# What might cause drywall seams on the ceiling to become darker?



## RustNeverSleeps (Sep 26, 2015)

In a few months I plan to remove this popcorn ceiling and paint. I do not expect to have any serious issues, but I was curious why all the seams appear to have shadow cast across them? It is hard to capture the effect in a photo and is only visible at night in low light. Since the joints would have been taped and finished before the popcorn texture was sprayed I might expect the seam to be lighter instead of darker. This ceiling is a little over 30 years old, could the joint compound underneath changed color? Does it somehow trap/absorb dust from the air? It is not visible if standing beneath and shining a light straight up.


Second photo is to more explicitly highlight the area in the first photo.


----------



## mark sr (Jun 13, 2017)

If the drywall is getting wet from above it will darken but I don't think that is what you have going on. The ceiling joist isn't always insulated as good as the cavity between joists. This temperature difference can cause the area directly below the joist to attract/hold airborne dirt/dust.


----------



## XSleeper (Sep 23, 2007)

Generally those shadows are caused by poor drywall finishing. The joint was not full before they textured it. On your butt joints the shadow is likely a hump that was not feathered out far enough. You will have some work to do after the texture is scraped off.


----------



## Nealtw (Jun 22, 2017)

They cheat here and don't do what would be the last coat of filler when they apply popcorn. 30 years ago, did they use a primer first, they didn't on a couple I have removed.


----------



## RustNeverSleeps (Sep 26, 2015)

mark sr said:


> If the drywall is getting wet from above it will darken but I don't think that is what you have going on. The ceiling joist isn't always insulated as good as the cavity between joists. This temperature difference can cause the area directly below the joist to attract/hold airborne dirt/dust.


Interesting thought, as temperature difference would mean slightly different moisture levels in these spots depending on the season. Which might possibility cause more dust to be attracted or stick there. 



XSleeper said:


> Generally those shadows are caused by poor drywall finishing. The joint was not full before they textured it. On your butt joints the shadow is likely a hump that was not feathered out far enough. You will have some work to do after the texture is scraped off.


This is my concern. Before starting I think I need to be prepared to spend some extra time with prep work, to widen out the joints. I had not planned to skim coat the ceiling but maybe I need to consider doing that.
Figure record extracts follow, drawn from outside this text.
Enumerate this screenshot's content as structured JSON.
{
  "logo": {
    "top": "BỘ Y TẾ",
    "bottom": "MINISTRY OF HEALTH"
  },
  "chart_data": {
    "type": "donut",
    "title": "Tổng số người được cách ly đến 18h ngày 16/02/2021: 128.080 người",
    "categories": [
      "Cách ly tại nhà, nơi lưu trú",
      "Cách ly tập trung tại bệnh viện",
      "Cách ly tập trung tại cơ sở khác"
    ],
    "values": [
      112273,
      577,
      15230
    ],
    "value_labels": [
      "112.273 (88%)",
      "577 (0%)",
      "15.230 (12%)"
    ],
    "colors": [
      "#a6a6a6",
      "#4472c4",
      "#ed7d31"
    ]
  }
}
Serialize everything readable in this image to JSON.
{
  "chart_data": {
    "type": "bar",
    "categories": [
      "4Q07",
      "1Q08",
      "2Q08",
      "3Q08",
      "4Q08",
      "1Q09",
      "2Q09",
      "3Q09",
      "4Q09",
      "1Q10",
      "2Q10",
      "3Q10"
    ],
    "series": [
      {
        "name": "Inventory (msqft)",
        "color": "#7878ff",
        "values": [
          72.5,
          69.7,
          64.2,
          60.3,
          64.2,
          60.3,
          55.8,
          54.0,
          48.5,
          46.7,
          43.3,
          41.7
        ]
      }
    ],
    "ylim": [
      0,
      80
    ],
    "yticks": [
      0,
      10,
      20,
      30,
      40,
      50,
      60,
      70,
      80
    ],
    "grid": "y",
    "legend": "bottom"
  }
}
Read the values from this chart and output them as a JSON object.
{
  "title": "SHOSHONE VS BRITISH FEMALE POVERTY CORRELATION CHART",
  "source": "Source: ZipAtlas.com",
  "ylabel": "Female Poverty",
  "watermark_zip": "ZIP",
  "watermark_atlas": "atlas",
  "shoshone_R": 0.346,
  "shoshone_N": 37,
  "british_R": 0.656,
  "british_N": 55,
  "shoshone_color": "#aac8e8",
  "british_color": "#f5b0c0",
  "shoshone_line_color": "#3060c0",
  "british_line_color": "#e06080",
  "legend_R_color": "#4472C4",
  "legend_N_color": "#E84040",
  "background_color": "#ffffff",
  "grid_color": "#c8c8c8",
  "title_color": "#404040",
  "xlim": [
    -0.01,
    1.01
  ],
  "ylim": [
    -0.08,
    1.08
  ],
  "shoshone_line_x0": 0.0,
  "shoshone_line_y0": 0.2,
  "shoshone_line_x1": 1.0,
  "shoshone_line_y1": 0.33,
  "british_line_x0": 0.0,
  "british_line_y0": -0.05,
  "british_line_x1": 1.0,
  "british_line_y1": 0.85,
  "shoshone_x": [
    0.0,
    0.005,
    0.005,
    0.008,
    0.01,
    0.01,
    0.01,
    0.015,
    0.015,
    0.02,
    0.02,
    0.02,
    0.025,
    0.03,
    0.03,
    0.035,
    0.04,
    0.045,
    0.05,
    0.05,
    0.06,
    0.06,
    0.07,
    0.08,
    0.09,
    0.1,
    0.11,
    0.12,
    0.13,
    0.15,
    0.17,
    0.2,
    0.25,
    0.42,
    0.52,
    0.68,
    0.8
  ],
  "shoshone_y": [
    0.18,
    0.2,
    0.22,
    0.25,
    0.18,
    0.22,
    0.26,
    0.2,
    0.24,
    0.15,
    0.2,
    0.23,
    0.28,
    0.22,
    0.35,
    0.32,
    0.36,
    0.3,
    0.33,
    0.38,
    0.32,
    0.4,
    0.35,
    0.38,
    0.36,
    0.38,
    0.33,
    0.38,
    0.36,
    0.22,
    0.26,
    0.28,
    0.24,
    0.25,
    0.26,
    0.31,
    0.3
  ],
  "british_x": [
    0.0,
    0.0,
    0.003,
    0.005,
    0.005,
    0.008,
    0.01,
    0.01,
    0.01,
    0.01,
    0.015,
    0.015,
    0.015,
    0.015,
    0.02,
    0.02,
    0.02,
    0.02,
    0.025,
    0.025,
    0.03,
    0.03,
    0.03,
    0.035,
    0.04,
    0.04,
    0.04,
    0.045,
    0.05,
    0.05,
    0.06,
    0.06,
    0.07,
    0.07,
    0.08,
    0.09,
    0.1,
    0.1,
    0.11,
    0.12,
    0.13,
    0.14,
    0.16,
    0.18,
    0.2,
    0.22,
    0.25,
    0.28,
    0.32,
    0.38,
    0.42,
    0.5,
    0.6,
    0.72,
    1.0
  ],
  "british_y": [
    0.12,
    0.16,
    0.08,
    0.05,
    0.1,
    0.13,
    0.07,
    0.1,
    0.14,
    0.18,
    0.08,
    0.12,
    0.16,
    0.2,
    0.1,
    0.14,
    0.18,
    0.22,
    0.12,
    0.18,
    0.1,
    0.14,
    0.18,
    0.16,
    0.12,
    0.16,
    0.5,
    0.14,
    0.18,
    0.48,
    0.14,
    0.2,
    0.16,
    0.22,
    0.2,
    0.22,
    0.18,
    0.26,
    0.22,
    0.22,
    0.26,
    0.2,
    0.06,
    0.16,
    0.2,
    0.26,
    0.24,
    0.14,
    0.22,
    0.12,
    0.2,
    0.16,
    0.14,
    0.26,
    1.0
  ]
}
I would not be surprised if there is a small hump, though it looks to be a slightly darker color. 



Nealtw said:


> They cheat here and don't do what would be the last coat of filler when they apply popcorn. 30 years ago, did they use a primer first, they didn't on a couple I have removed.


I have taken off the wallpaper and popcorn in one bathroom and there was no primer used. Not sure if that makes the job harder or easier, but that must contribute to how the drywall finishing step is shining through decades later.


----------



## mark sr (Jun 13, 2017)

Unpainted popcorn is a lot easier to remove than painted popcorn. Ceilings that are textured with popcorn are rarely ever finished to the same level a slick finish would be. It's fairly common to need to skim coat the ceiling after the popcorn is removed.



I've painted a lot of new construction houses [as an employee] where we didn't prime the walls under wallpaper. That makes wallpaper removal extra hard!


----------



## RustNeverSleeps (Sep 26, 2015)

mark sr said:


> ...Ceilings that are textured with popcorn are rarely ever finished to the same level a slick finish would be. It's fairly common to need to skim coat the ceiling after the popcorn is removed....


 Thanks for the input. Getting me mentally prepared to skim the whole ceiling when I tackle that job.  



This is borderline evidence/conspiracy but to add more credence to the temperature differential theory I looked carefully at a few other rooms (the whole house still has original popcorn ceilings except the one bathroom). 


I could not find any visual evidence of seams in a formal living room with cathedral ceilings. It probably used nearly full sheets of drywall on each side, so there would be less seams but I can't detect them. From what I remember from being in the attic is that one slope follows the roof line while the other doesn't, but construction/insulation is different using kraft paper backed fiberglass and extra plywood reinforcement on the rafters. While the rest of the attic is loose fill pink fiberglass. It could also be that the person who finished it did a better job, or the angle and height of the ceiling hides it.
In a bedroom I could find one seam but it was not dark, mostly visible because of the joint hump.
Also of note is that the photo was taken in the part of the home where the roof above is the highest, so there would be a bigger column of cold air above in the winter. And this area is where people congregate more frequently to talk, eat, watch TV, etc. So there would also be more "dust" and more stirring of the air in this location.


----------